A long time interest in abstract painting and formal principles of design, specifically Sean Scully, Mark Rothko, and Joseph Albers has resulted in the introduction of color and texture into glaze and slip surfaces and expanded my focus to include monoprints,paintings on flat clay tablets, and dimensional wall square installations. Abstraction of natural forms and employment of chance operations drive these compositions.
Kathy Erteman a New York based ceramic artist and designer makes vessels and architectural wall pieces in her Manhattan studio.
She received her BFA from California State University Long Beach, completed additional studies with Adrian Saxe at UCLA, and interned with Judy Chicago on the Dinner Party after graduation.

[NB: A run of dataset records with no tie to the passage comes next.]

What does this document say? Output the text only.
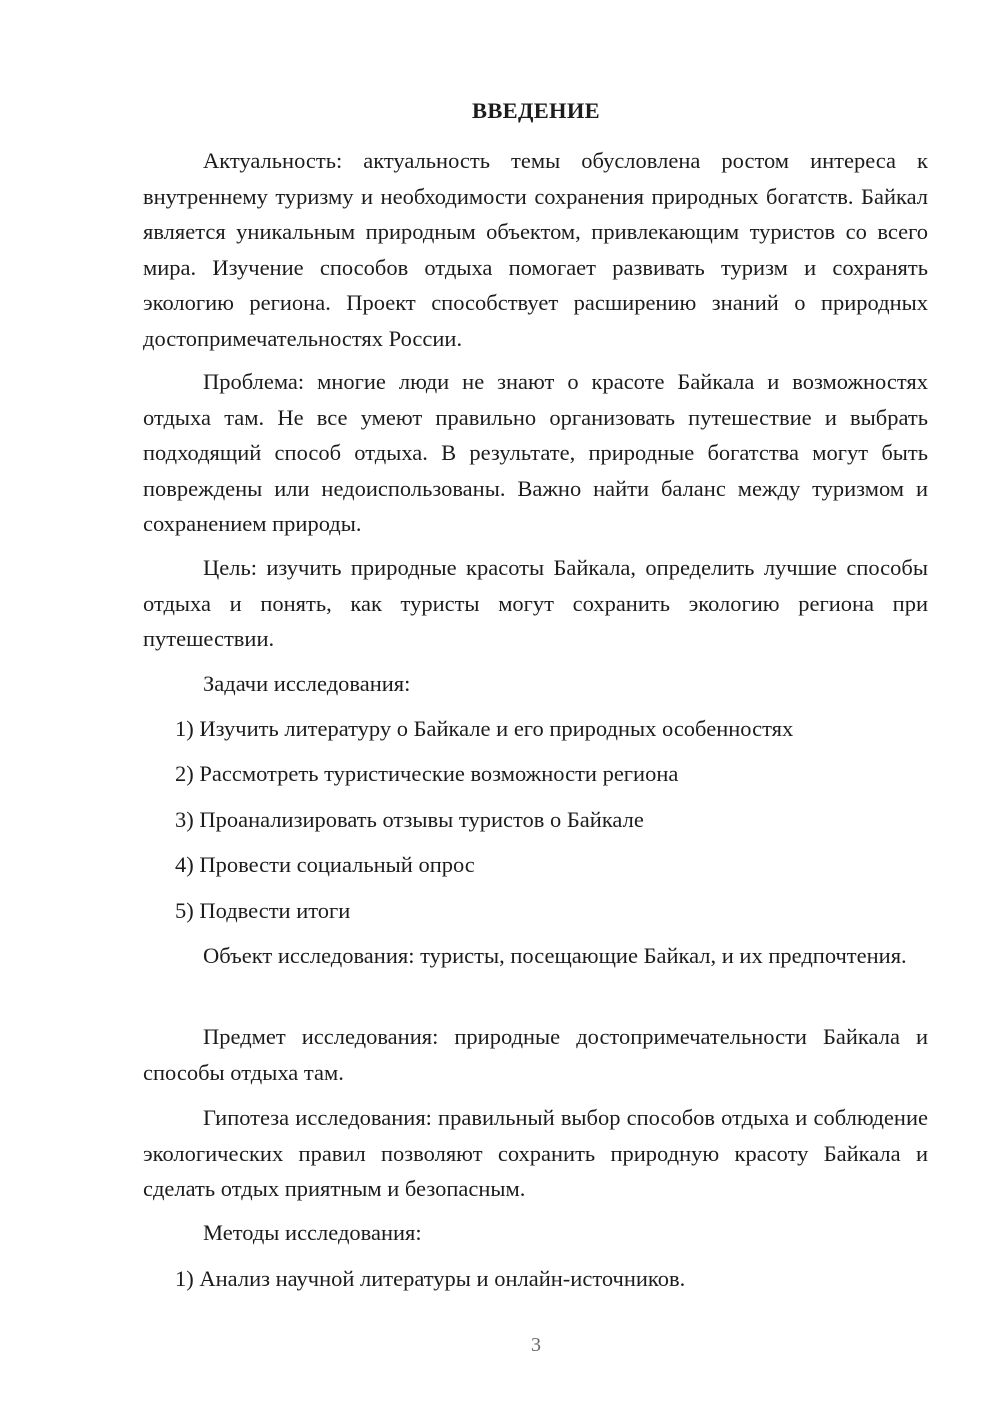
ВВЕДЕНИЕ

Актуальность: актуальность темы обусловлена ростом интереса к внутреннему туризму и необходимости сохранения природных богатств. Байкал является уникальным природным объектом, привлекающим туристов со всего мира. Изучение способов отдыха помогает развивать туризм и сохранять экологию региона. Проект способствует расширению знаний о природных достопримечательностях России.

Проблема: многие люди не знают о красоте Байкала и возможностях отдыха там. Не все умеют правильно организовать путешествие и выбрать подходящий способ отдыха. В результате, природные богатства могут быть повреждены или недоиспользованы. Важно найти баланс между туризмом и сохранением природы.

Цель: изучить природные красоты Байкала, определить лучшие способы отдыха и понять, как туристы могут сохранить экологию региона при путешествии.

Задачи исследования:

1) Изучить литературу о Байкале и его природных особенностях

2) Рассмотреть туристические возможности региона

3) Проанализировать отзывы туристов о Байкале

4) Провести социальный опрос

5) Подвести итоги

Объект исследования: туристы, посещающие Байкал, и их предпочтения.

Предмет исследования: природные достопримечательности Байкала и способы отдыха там.

Гипотеза исследования: правильный выбор способов отдыха и соблюдение экологических правил позволяют сохранить природную красоту Байкала и сделать отдых приятным и безопасным.

Методы исследования:

1) Анализ научной литературы и онлайн-источников.

3
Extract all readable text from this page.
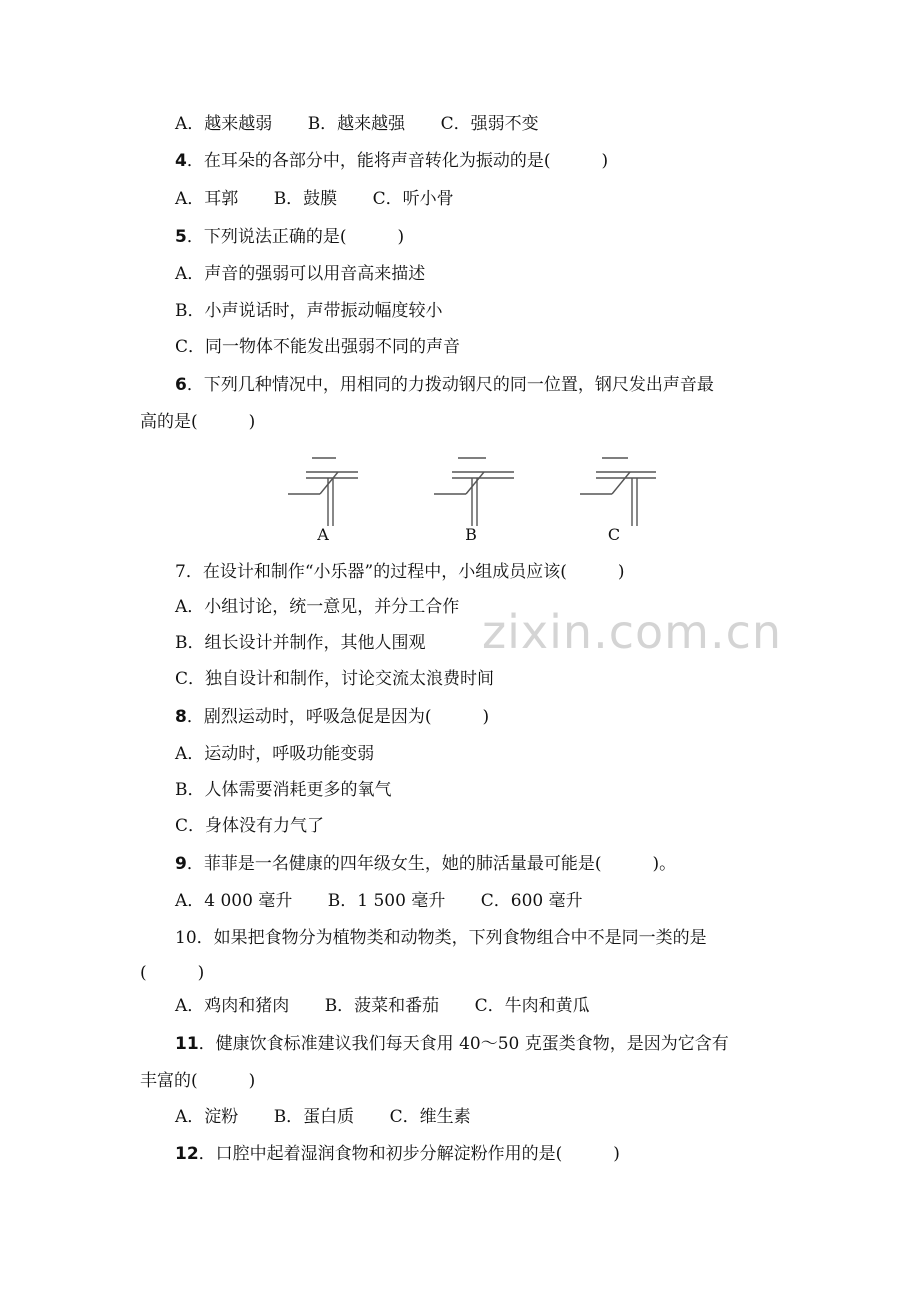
zixin.com.cn
A．越来越弱 B．越来越强 C．强弱不变
4．在耳朵的各部分中，能将声音转化为振动的是(　　　)
A．耳郭 B．鼓膜 C．听小骨
5．下列说法正确的是(　　　)
A．声音的强弱可以用音高来描述
B．小声说话时，声带振动幅度较小
C．同一物体不能发出强弱不同的声音
6．下列几种情况中，用相同的力拨动钢尺的同一位置，钢尺发出声音最
高的是(　　　)
A	B	C
7．在设计和制作“小乐器”的过程中，小组成员应该(　　　)
A．小组讨论，统一意见，并分工合作
B．组长设计并制作，其他人围观
C．独自设计和制作，讨论交流太浪费时间
8．剧烈运动时，呼吸急促是因为(　　　)
A．运动时，呼吸功能变弱
B．人体需要消耗更多的氧气
C．身体没有力气了
9．菲菲是一名健康的四年级女生，她的肺活量最可能是(　　　)。
A．4 000 毫升 B．1 500 毫升 C．600 毫升
10．如果把食物分为植物类和动物类，下列食物组合中不是同一类的是
(　　　)
A．鸡肉和猪肉 B．菠菜和番茄 C．牛肉和黄瓜
11．健康饮食标准建议我们每天食用 40～50 克蛋类食物，是因为它含有
丰富的(　　　)
A．淀粉 B．蛋白质 C．维生素
12．口腔中起着湿润食物和初步分解淀粉作用的是(　　　)
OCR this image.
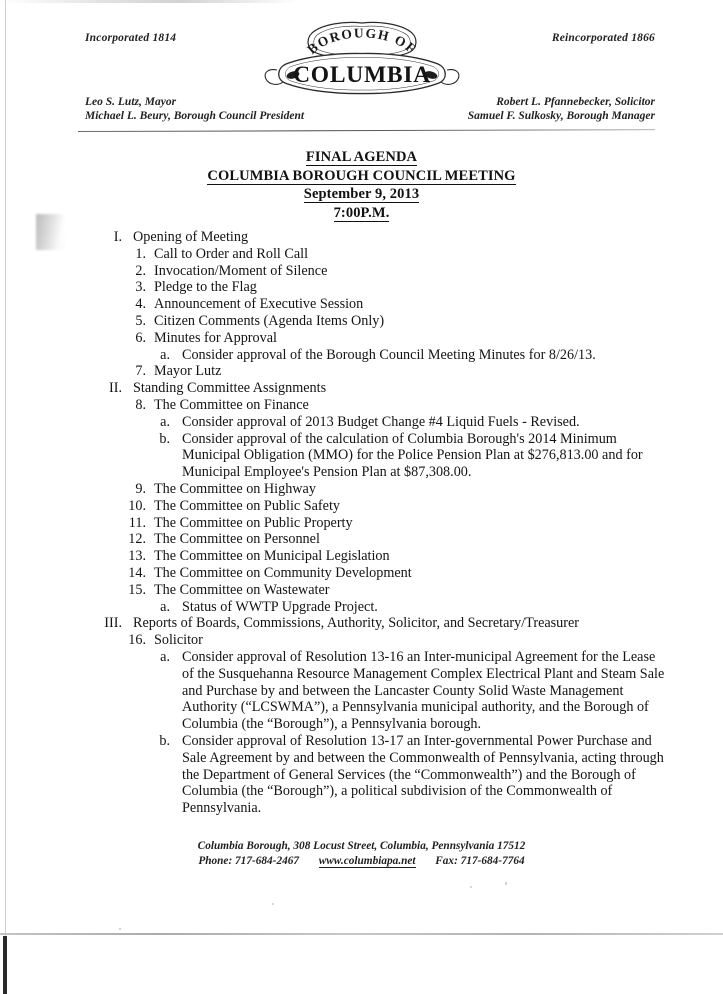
Incorporated 1814	Reincorporated 1866
BOROUGH OF
COLUMBIA
Leo S. Lutz, Mayor
Michael L. Beury, Borough Council President
Robert L. Pfannebecker, Solicitor
Samuel F. Sulkosky, Borough Manager
FINAL AGENDA
COLUMBIA BOROUGH COUNCIL MEETING
September 9, 2013
7:00P.M.
I. Opening of Meeting
1. Call to Order and Roll Call
2. Invocation/Moment of Silence
3. Pledge to the Flag
4. Announcement of Executive Session
5. Citizen Comments (Agenda Items Only)
6. Minutes for Approval
a. Consider approval of the Borough Council Meeting Minutes for 8/26/13.
7. Mayor Lutz
II. Standing Committee Assignments
8. The Committee on Finance
a. Consider approval of 2013 Budget Change #4 Liquid Fuels - Revised.
b. Consider approval of the calculation of Columbia Borough's 2014 Minimum Municipal Obligation (MMO) for the Police Pension Plan at $276,813.00 and for Municipal Employee's Pension Plan at $87,308.00.
9. The Committee on Highway
10. The Committee on Public Safety
11. The Committee on Public Property
12. The Committee on Personnel
13. The Committee on Municipal Legislation
14. The Committee on Community Development
15. The Committee on Wastewater
a. Status of WWTP Upgrade Project.
III. Reports of Boards, Commissions, Authority, Solicitor, and Secretary/Treasurer
16. Solicitor
a. Consider approval of Resolution 13-16 an Inter-municipal Agreement for the Lease of the Susquehanna Resource Management Complex Electrical Plant and Steam Sale and Purchase by and between the Lancaster County Solid Waste Management Authority (“LCSWMA”), a Pennsylvania municipal authority, and the Borough of Columbia (the “Borough”), a Pennsylvania borough.
b. Consider approval of Resolution 13-17 an Inter-governmental Power Purchase and Sale Agreement by and between the Commonwealth of Pennsylvania, acting through the Department of General Services (the “Commonwealth”) and the Borough of Columbia (the “Borough”), a political subdivision of the Commonwealth of Pennsylvania.
Columbia Borough, 308 Locust Street, Columbia, Pennsylvania 17512
Phone: 717-684-2467 www.columbiapa.net Fax: 717-684-7764
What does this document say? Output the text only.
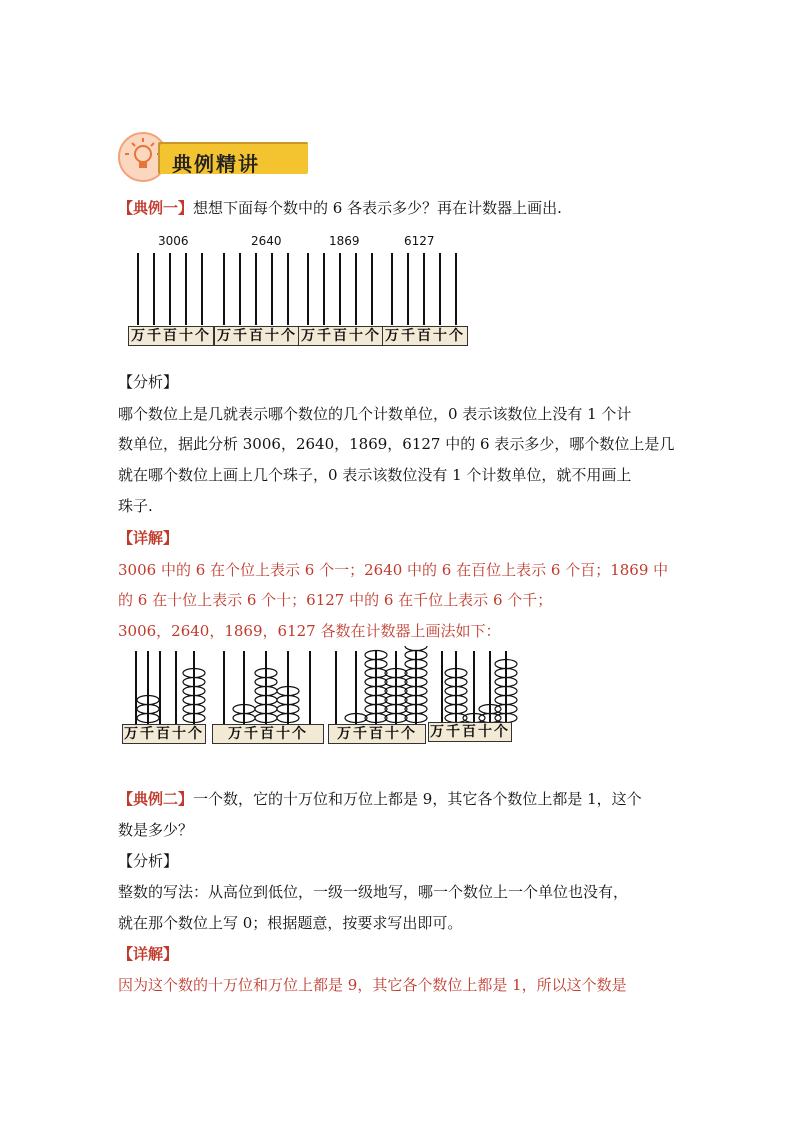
典例精讲
【典例一】想想下面每个数中的 6 各表示多少？再在计数器上画出.
3006	2640	1869	6127
万千百十个 万千百十个 万千百十个 万千百十个
【分析】
哪个数位上是几就表示哪个数位的几个计数单位，0 表示该数位上没有 1 个计
数单位，据此分析 3006，2640，1869，6127 中的 6 表示多少，哪个数位上是几
就在哪个数位上画上几个珠子，0 表示该数位没有 1 个计数单位，就不用画上
珠子.
【详解】
3006 中的 6 在个位上表示 6 个一；2640 中的 6 在百位上表示 6 个百；1869 中
的 6 在十位上表示 6 个十；6127 中的 6 在千位上表示 6 个千；
3006，2640，1869，6127 各数在计数器上画法如下：
万千百十个	万千百十个	万千百十个 万千百十个
【典例二】一个数，它的十万位和万位上都是 9，其它各个数位上都是 1，这个
数是多少？
【分析】
整数的写法：从高位到低位，一级一级地写，哪一个数位上一个单位也没有，
就在那个数位上写 0；根据题意，按要求写出即可。
【详解】
因为这个数的十万位和万位上都是 9，其它各个数位上都是 1，所以这个数是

Her work has been exhibited internationally and is included in private and public collections including Renwick Gallery/Smithsonian Institute, Los Angeles County Museum of Art, Taipei Museum of Fine Arts and SC Johnson Collection. She is widely published in design books and periodicals that include The New York Times, Metropolitan Home, American Craft, Elle Decor and Ceramics Monthly.
A full time studio artist and part time teacher, Kathy has taught at Parsons School of Design and been a guest lecturer at The Brooklyn Museum, SUNY New Paltz, Bezalel Academy of Art, Jerusalem and currently teaches at Greenwich House Pottery.
She is the recipient of a NYFA Fellowship and EBAY artist technology grant.
Erteman was recently awarded a Professional Fellows Cultural Exchange Fulbright in partnership with Aid to Artisans to work with Tibetan potters in Yunnan, China.